Essentially, this means that most of the genetic influences on face recognition ability are distinct from the genetic influences on general mental ability or on car recognition ability. Shakeshaft and Plomin said this "striking finding" supports the notion that there is something special about human facial recognition ability. These results add to others that have suggested face recognition is a special mental ability – for instance, some have argued that faces alone trigger brain activity in the so-called "fusiform face area" (although this claim has been challenged); and unlike our ability to recognise other objects or patterns, our ability to recognise faces is particularly impaired when faces are inverted, consistent with the idea that we use a distinctive "holistic" processing style for faces.
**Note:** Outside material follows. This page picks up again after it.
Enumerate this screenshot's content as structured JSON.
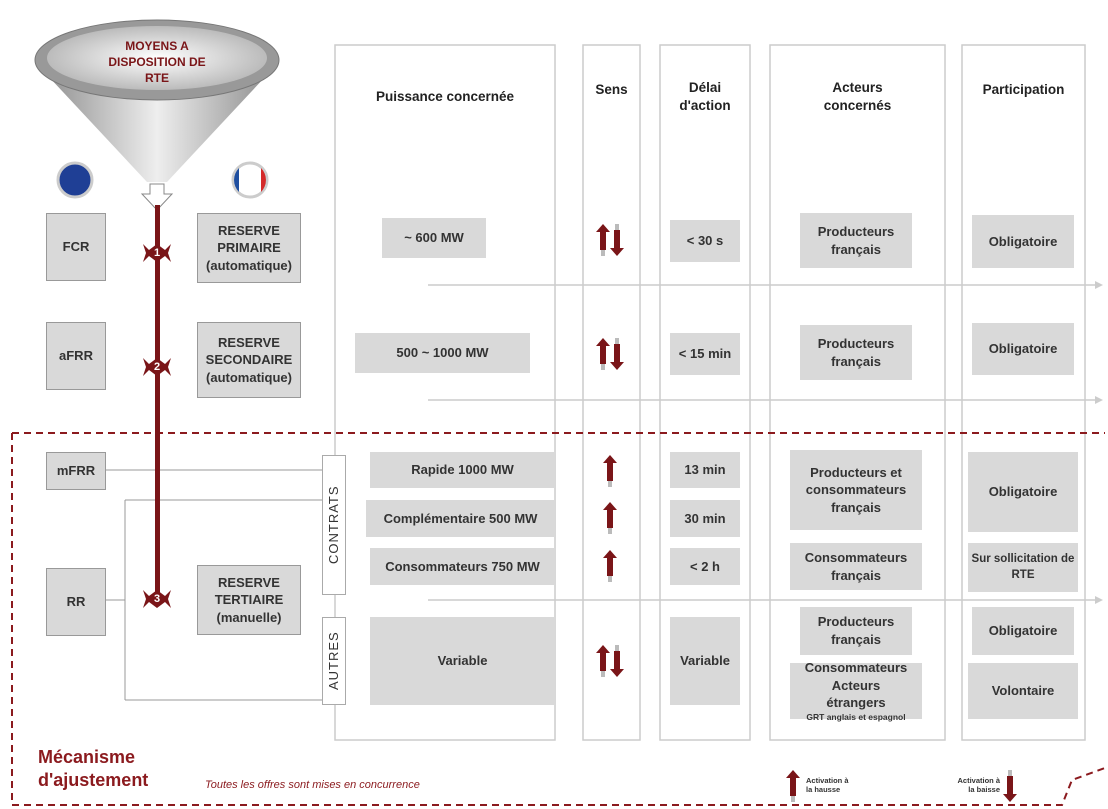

The story is complicated somewhat by the researchers' unexpected finding that recognition ability for cars was also linked with distinct genetic influences that mostly did not overlap with the genetic influences on general mental ability. Perhaps, the researchers surmised, the tests of general mental ability used here (a vocab test and the well-used Raven's Progressive Matrices) did not adequately tap the full range of what we might consider general mental abilities. Whatever the reason, it remains the case that this new research suggests that face recognition ability is influenced by a set of genetic influences that are largely distinct from those implicated in a similar form of visual recognition (for cars) and implicated in vocab ability and abstract reasoning. Based on this, the researchers concluded they'd shown for the first time that "the genetic influences on face recognition are almost entirely unique."

Further reading

Nicholas G. Shakeshaft, & Robert Plomin (2015). Genetic specificity of face recognition PNAS.